Kemajuan intelektual dipangkas dengan dalih, memojokkan demokrasi. Dampak panasnya politik negeri mengilhami segala betuk pembaharuan terhadap agama, ormas, bahkan parpol. Tokoh politik seperti Soeharto patut diacungkan jempol, dalam akselerasi pembaharuan Islam tentunya, karena pressing orba telah memaksa untuk itu, sehingga mewarnai keislaman indonesia.

Karena akar ke-Islaman di Indonesia bervarietas, budaya lokal berbaur dengan keislaman timur, dapat dipastikan bahwa dalam budaya islam Indonesia terbagi tiga kelompok, yaitu; santri, abangan, priyayi. Galur keislaman itu semakin samar, ketika penguasa Soeharto tumbang dan laju akselerasi pembaharuan semakin kencang. Sehingga ketika Soeharto lengser, banyak aliran-aliran keislaman yang dulu sempat padam, menjadi tersulut kembali. Diantaranya adalah,fundamentalis ortodoksis.

Aksi fenomenal mahasiswa kedua setelah peristiwa malari, adalah aksi 21 Mei 1998, yang lebih dikenal dengan peristiwa penembakan 11 mahasiswa, tragedi Semanggi. Pasca runtuhnya rejim orba, tibalah masa reformasi, yang sudah 11 tahun terasa seperti mendekati rejimentasi baru pada orla dan orba. Pores demokrasi yang terkesan liberal di awal-awal reformasi, namun pada hitungan tahun, rejimentasi baru muncul bak tunas pisang yang tumbuh di lubang buaya.

Indonesia yang sering disebut dengan negara demokrasi terbesar, ternyata harus menerima hasil karya para elit-elit politik yang tidak bertanggungjawab. Beban yang harus ditanggung oleh masyarakat menjadi simbol besar akan kebobrokan negara ini. Bumi yang terhampar luas dengan berbagai macam flora, fauna, serta etnis manusia Indonesia, hanya menjadi kebanggaan sesaat. Padahal majikan dari semua itu hanya sebagai pembantu dan kuli kaum imperialisme. Sungguh sangat ironi, negara megadiversiti seperti Indonesia bisa tunduk dalam cengkeraman AS.

Betapa tidak? Seluruh unsur kenegaraan telah bekerjasama dengan AS. Bahkan segala kebijakan pemerintah Indonesia, dianggap pro AS. Tidak adanya keberanian untuk memberontak dan atau ‘bermain’ dengan AS. Thus, semakin memperjelas diafragma eksistensi sebuah negara.
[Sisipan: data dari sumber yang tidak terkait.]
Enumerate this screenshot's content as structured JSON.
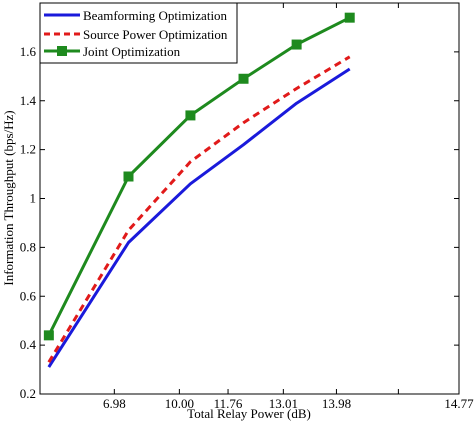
{
  "chart_data": {
    "type": "line",
    "xlabel": "Total Relay Power (dB)",
    "ylabel": "Information Throughput (bps/Hz)",
    "xlim": [
      5.3,
      14.77
    ],
    "ylim": [
      0.2,
      1.8
    ],
    "xticks": [
      {
        "value": 6.98,
        "label": "6.98"
      },
      {
        "value": 8.45,
        "label": "10.00"
      },
      {
        "value": 9.55,
        "label": "11.76"
      },
      {
        "value": 10.8,
        "label": "13.01"
      },
      {
        "value": 12.0,
        "label": "13.98"
      },
      {
        "value": 13.4,
        "label": "14.77"
      }
    ],
    "yticks": [
      0.2,
      0.4,
      0.6,
      0.8,
      1.0,
      1.2,
      1.4,
      1.6
    ],
    "ytick_labels": [
      "0.2",
      "0.4",
      "0.6",
      "0.8",
      "1",
      "1.2",
      "1.4",
      "1.6"
    ],
    "legend_position": "top-left",
    "grid": false,
    "series": [
      {
        "name": "Beamforming Optimization",
        "color": "#1a1adb",
        "dash": "solid",
        "marker": "none",
        "x": [
          5.5,
          7.3,
          8.7,
          9.9,
          11.1,
          12.3
        ],
        "y": [
          0.31,
          0.82,
          1.06,
          1.22,
          1.39,
          1.53
        ]
      },
      {
        "name": "Source Power Optimization",
        "color": "#e11a1a",
        "dash": "dashed",
        "marker": "none",
        "x": [
          5.5,
          7.3,
          8.7,
          9.9,
          11.1,
          12.3
        ],
        "y": [
          0.33,
          0.87,
          1.15,
          1.31,
          1.45,
          1.58
        ]
      },
      {
        "name": "Joint Optimization",
        "color": "#1e8a1e",
        "dash": "solid",
        "marker": "square",
        "x": [
          5.5,
          7.3,
          8.7,
          9.9,
          11.1,
          12.3
        ],
        "y": [
          0.44,
          1.09,
          1.34,
          1.49,
          1.63,
          1.74
        ]
      }
    ]
  }
}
Masalah terorisme misalnya, telah menggegerkan seluruh elemen bangsa ini. Padahal nyatanya dengan peristiwa pemboman di Rits Carlton dan JW Marriot kemarin telah menguntungkan pihak tertentu, terkait pilpres. Sungguh sangat tidak etis, seorang pemimpin membocorkan rahasia negara di depan publik, hanya untuk mendapatkan simpati dari konstituen. Mungkin, hal mendasar yang perlu diperhatikan dalam berbangsa dan bernegara ini adalah, kematangan spiritualitas.

Perlu kita acungkan jempol, tetangga kita, Republik Islam Iran, dan Republik Rakyat China yang telah benar-benar memerdekakan dirinya tanpa takut mengambil resiko tinggi. Padahal, setting dari kedua negara itu dengan negara kita sama-sama mempunyai beberapa sejarah peradaban yang kaya nan matang. Kapan Indonesia akan menyusul seperti Iran dan China?